Like the English ritualist slum priests of yore, one of Fr. Athanasy's characteristics was charity in the form of generosity, giving money and other support to local bums, for example. They knew they would get a handout from "Fr. Andrew." Eventually that well-meant liberality soured his Russian parishioners on him so one day in late 2011 he suddenly quit and left town. Meanwhile, Joseph Ratzinger had become Pope Benedict XVI, freed the Tridentine Mass, and, huge, reformed the
Novus Ordo in English as of the first Sunday in Advent 2011. Three weeks later I went to Christmas Mass and have been back in the Catholic Church ever since. Life is funny: Fr. A made that possible for me and held it back at the same time. He knew Orthodoxy isn't true.
I last saw Fr. A when he happened to be in my neighborhood. A car pulled up to a business and out he went, in civilian clothes. He didn't recognize me at first, then hugged me. "You look like a million bucks!" Told him where I go to church and all he said was, sincerely, "Are you happy?"
St. Tikhon's Seminary and Monastery is part of the Orthodox Church in America, despite its name actually not the Orthodox' biggest jurisdiction here as most American Orthodox are Greek.
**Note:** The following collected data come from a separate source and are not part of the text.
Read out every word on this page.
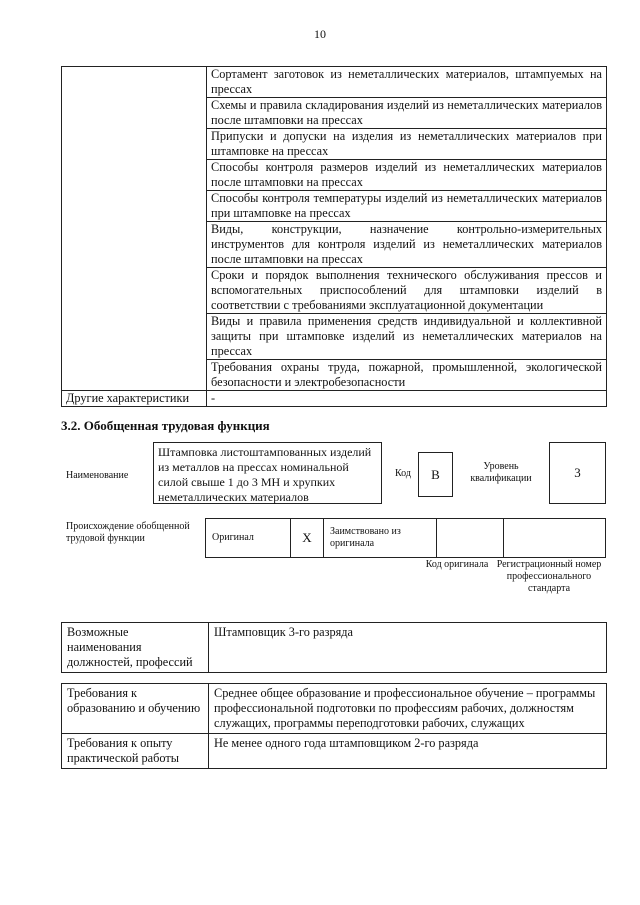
10
	Сортамент заготовок из неметаллических материалов, штампуемых на прессах
	Схемы и правила складирования изделий из неметаллических материалов после штамповки на прессах
	Припуски и допуски на изделия из неметаллических материалов при штамповке на прессах
	Способы контроля размеров изделий из неметаллических материалов после штамповки на прессах
	Способы контроля температуры изделий из неметаллических материалов при штамповке на прессах
	Виды, конструкции, назначение контрольно-измерительных инструментов для контроля изделий из неметаллических материалов после штамповки на прессах
	Сроки и порядок выполнения технического обслуживания прессов и вспомогательных приспособлений для штамповки изделий в соответствии с требованиями эксплуатационной документации
	Виды и правила применения средств индивидуальной и коллективной защиты при штамповке изделий из неметаллических материалов на прессах
	Требования охраны труда, пожарной, промышленной, экологической безопасности и электробезопасности
Другие характеристики	-
3.2. Обобщенная трудовая функция
Наименование
Штамповка листоштампованных изделий из металлов на прессах номинальной силой свыше 1 до 3 МН и хрупких неметаллических материалов
Код	B	Уровень квалификации	3
Происхождение обобщенной трудовой функции	Оригинал	X	Заимствовано из оригинала		
Код оригинала Регистрационный номер профессионального стандарта
Возможные наименования должностей, профессий	Штамповщик 3-го разряда
Требования к образованию и обучению	Среднее общее образование и профессиональное обучение – программы профессиональной подготовки по профессиям рабочих, должностям служащих, программы переподготовки рабочих, служащих
Требования к опыту практической работы	Не менее одного года штамповщиком 2-го разряда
But it is their canonical church, which doesn't mean anything to us for now but anyway, because they were the first Orthodox here. About 100,000 people, Ruthenians descended from ex-Catholics 100 years ago who think they're Russian; it is the Russian church's official American spinoff. The only reason Fr. A was there was he thought he had nowhere else to go; he told me so. All his schismatic churchmanship over the years ("Russian shenanigans" as he put it) left him with nothing. He didn't even have Social Security. And he wasn't well; I'm surprised he made it to 69. Diabetes, gout, and prostate cancer. The last thing he said to me was he wanted out. "I want to come home" to Philadelphia to die, and maybe he meant coming home to the church too, but that feeling was always strong but ambivalent. The thing was, it being a monastery where he didn't have a phone, and he was one of the old school who didn't use the Internet, it was impossible for me to stay in contact with him. As recently as last week, coincidentally when he died, I was thinking of a way to bring him here to fulfill his wish and God's will.
You don't want to wait too long to try to set things right. "It's later than you think."
The miracle icon of St. Anne?
¿Quién sabe?
My 1953 copy of the Little Office, my office, is from him.
The tragedy in all this is that this good soul from before the council (a living link) died outside the church. I dare say the people in the church who pushed him out, the Modernists, the iconoclasts, have much more to answer to God for. Literally, God knows what is happening to him; all we can do is commend him to God's infinite mercy.